31X's first product was Transport Tycoon for iOS and Android, released in 2013, which was assisted with Origin8. Sawyer continued to work with Origin8 to bring the first two RollerCoaster Tycoon games into RollerCoaster Tycoon Classic released for mobile in December 2016. The game later received ports to Microsoft Windows and macOS in September 2017.

===Second departure (2017–present)===
After the completion of Classic, Sawyer "...decided to take a back seat again and devote more time to other aspects of [his] life." Asked about future projects in 2016 he said "I'd never rule out creating a new original game but I think it's unlikely. I feel like I'm getting on a bit now age-wise and want to take things a bit easier!" He has also indicated that there is no need for a solo assembly coder such as himself in the modern games industry. Asked about the future in 2020, he replied “I also feel I've now created all the games I wanted to create... and working on someone else's game designs just doesn't excite me.”

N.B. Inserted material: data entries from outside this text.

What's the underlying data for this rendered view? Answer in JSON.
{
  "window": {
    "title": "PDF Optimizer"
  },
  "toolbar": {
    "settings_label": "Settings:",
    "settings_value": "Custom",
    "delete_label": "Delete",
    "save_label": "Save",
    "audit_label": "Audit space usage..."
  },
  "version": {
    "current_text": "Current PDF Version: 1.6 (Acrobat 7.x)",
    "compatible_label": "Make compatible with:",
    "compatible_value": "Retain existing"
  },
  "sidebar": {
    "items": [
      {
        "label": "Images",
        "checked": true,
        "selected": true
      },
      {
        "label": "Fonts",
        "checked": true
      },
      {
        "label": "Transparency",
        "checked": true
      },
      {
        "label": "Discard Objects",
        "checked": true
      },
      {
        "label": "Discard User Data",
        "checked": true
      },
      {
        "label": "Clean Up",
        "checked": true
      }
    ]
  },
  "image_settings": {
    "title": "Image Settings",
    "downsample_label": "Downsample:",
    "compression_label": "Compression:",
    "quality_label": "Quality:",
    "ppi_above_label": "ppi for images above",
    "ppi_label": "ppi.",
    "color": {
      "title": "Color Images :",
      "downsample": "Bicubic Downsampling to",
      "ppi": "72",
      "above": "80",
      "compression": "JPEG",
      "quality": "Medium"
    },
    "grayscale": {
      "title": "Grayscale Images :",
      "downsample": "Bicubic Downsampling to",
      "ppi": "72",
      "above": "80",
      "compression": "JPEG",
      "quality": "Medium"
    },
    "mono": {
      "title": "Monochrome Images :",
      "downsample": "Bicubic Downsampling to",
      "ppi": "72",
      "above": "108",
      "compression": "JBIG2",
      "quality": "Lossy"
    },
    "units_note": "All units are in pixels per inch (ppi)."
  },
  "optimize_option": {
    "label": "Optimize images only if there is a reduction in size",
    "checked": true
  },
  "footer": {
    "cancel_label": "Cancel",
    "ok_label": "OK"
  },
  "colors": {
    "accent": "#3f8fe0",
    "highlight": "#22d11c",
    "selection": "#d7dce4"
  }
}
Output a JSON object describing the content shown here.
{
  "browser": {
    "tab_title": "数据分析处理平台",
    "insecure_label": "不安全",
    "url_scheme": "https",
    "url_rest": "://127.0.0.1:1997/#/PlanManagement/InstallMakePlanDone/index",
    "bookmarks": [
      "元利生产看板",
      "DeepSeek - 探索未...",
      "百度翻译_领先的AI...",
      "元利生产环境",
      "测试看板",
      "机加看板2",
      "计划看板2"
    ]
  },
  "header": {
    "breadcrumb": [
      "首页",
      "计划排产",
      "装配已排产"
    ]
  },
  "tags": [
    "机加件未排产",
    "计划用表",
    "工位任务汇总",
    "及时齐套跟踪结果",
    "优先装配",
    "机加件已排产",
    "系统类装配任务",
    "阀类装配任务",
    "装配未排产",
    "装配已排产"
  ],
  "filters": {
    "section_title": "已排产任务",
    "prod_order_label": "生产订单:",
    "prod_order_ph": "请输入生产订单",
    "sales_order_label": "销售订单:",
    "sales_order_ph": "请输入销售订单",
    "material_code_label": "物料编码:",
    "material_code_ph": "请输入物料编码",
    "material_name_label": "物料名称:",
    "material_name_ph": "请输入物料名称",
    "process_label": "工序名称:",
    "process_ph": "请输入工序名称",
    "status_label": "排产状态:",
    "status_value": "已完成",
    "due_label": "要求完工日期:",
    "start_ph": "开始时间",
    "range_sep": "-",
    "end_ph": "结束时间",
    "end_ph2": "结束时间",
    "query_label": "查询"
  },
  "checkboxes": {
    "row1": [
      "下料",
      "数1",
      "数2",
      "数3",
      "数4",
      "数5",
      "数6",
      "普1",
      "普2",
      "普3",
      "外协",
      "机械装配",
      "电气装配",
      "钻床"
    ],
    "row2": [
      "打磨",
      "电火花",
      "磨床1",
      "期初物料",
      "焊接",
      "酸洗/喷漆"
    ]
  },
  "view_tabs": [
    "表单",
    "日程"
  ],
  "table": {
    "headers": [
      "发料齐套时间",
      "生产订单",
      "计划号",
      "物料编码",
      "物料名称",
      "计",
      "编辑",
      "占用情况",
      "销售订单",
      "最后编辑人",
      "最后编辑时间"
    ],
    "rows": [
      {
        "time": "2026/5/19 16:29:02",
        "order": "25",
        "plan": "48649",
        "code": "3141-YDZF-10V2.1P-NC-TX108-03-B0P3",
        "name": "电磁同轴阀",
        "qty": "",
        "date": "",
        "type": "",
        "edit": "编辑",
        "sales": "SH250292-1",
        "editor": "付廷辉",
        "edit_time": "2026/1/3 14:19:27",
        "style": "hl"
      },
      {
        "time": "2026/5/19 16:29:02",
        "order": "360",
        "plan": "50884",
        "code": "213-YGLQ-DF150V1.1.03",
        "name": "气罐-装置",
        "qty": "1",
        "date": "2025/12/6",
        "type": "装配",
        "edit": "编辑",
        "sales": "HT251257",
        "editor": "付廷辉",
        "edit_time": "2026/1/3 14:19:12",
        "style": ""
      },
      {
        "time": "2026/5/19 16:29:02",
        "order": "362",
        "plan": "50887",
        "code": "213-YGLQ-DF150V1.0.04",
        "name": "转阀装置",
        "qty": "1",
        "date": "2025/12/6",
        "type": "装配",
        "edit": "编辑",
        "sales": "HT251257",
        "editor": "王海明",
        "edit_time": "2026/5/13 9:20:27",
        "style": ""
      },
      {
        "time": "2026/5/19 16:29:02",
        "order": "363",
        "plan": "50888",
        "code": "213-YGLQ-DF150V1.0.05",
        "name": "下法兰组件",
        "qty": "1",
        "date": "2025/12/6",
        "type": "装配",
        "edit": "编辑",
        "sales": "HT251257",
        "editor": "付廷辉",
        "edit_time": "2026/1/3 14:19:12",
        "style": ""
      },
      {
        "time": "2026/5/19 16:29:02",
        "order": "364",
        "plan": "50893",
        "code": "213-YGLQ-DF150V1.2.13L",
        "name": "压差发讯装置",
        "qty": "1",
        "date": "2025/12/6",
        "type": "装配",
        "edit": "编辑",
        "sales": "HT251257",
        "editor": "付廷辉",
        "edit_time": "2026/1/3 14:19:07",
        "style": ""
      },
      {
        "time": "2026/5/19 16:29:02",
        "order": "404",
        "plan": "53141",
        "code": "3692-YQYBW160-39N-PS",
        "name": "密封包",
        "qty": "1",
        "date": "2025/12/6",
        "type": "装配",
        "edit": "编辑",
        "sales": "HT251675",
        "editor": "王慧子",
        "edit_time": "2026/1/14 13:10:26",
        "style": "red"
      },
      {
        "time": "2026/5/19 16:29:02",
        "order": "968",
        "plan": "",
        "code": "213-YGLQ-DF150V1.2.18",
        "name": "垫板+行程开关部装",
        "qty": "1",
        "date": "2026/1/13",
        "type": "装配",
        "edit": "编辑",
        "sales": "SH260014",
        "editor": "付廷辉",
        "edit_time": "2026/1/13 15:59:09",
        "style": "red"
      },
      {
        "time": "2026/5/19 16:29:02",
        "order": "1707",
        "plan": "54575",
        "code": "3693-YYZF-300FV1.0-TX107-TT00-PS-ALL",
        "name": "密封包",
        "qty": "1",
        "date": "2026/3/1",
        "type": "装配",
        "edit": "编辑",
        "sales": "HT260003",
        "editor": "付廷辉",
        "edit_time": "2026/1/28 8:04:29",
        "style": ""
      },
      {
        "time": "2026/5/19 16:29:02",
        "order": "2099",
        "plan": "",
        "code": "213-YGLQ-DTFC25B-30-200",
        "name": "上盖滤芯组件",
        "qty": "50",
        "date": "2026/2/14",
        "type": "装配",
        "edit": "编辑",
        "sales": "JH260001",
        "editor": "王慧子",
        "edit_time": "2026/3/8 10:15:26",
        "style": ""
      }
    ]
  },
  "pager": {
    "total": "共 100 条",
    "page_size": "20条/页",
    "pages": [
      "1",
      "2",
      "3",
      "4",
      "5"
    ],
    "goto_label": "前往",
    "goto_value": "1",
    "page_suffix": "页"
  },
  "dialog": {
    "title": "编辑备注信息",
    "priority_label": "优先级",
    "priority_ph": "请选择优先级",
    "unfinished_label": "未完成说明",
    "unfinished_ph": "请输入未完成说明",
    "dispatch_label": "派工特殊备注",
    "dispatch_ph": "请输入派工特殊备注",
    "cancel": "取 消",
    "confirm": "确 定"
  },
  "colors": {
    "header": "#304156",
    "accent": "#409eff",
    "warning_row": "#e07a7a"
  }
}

Atari continues to produce titles using the RollerCoaster Tycoon intellectual property under licence from Sawyer. He has little involvement with these titles, beyond playing the occasional build. In 2022, Sawyer extended Atari's rights to the franchise for another decade. For the franchise's 25th anniversary in 2024, Atari sold a number of art pieces autographed by Sawyer. On 1 November 2024, Atari announced that Sawyer had entered into an agreement to allow it to acquire the Transport Tycoon intellectual property.

==Development style==
Asked about his philosophy and style for game design, Sawyer indicated that he had "just kind of worked on ideas which I thought were fun at the time." He has identified a Lego-like approach to his work, in which the player deals with small, individual components that go on to be part of larger, more intricate systems. He has also expressed a dislike of modern 3D graphics, describing this as a reason he let Frontier develop RollerCoaster Tycoon 3. "The world of games moved on and I didn't, and I miss the flawed style and clunky simplicity of games from 20 years ago. I admire the amazing graphics and awesome size and realism of many modern games but for some reason can't summon much enthusiasm to play them."

==Personal life==
Sawyer values privacy, rarely gives interviews and does not have a social media presence. Asked about his relative lack of a public online presence in 2013 he said that social media "takes time away from what I need to concentrate on"; he added in 2016 that he prefers "to let the games do the talking". He volunteers with the media team at a local primary school. Sawyer travels the world to visit roller coasters as an enthusiast, and gave his "coaster count" at 770 in 2024. He gave his favourites as Taron (Phantasialand, Germany), Zadra (Energylandia, Poland), Balder (Liseberg, Sweden), and Ravine Flyer II (Waldameer & Water World, USA).

==Games==

Year: Title; Publisher
1984: Qogo; Oxford Data
1985: Chamberoids; Megastar Games
Arcazion: Syntax Soft
Escape from Zarcos: Megastar Games
Missile Kommand: Syntax Soft
Mission Omega
Revenge of the Chamberoids: Megastar Games
Sepulcri Scelerati
Target Zone: Syntax Soft
Qogo 2: Megastar Games
Quazzia
1988: Virus (MS-DOS port); Firebird Software
1989: Revenge of Defender (MS-DOS port); Epyx
1990: Xenomorph (MS-DOS port); Pandora
Conqueror (MS-DOS port): Rainbow Arts
1991: Elite Plus (MS-DOS port); Microplay Software
Birds of Prey (MS-DOS port): Electronic Arts
1992: Campaign (MS-DOS port); Empire Interactive
1993: Dino Dini's Goal (MS-DOS port); Virgin Games
Frontier: Elite II (MS-DOS port): GameTek, Konami
1994: Transport Tycoon; MicroProse
1995: Transport Tycoon World Editor
Transport Tycoon Deluxe
Frontier: First Encounters: GameTek
1999: RollerCoaster Tycoon; Hasbro Interactive
2002: RollerCoaster Tycoon 2; Infogrames
2004: RollerCoaster Tycoon 3; Atari, Inc.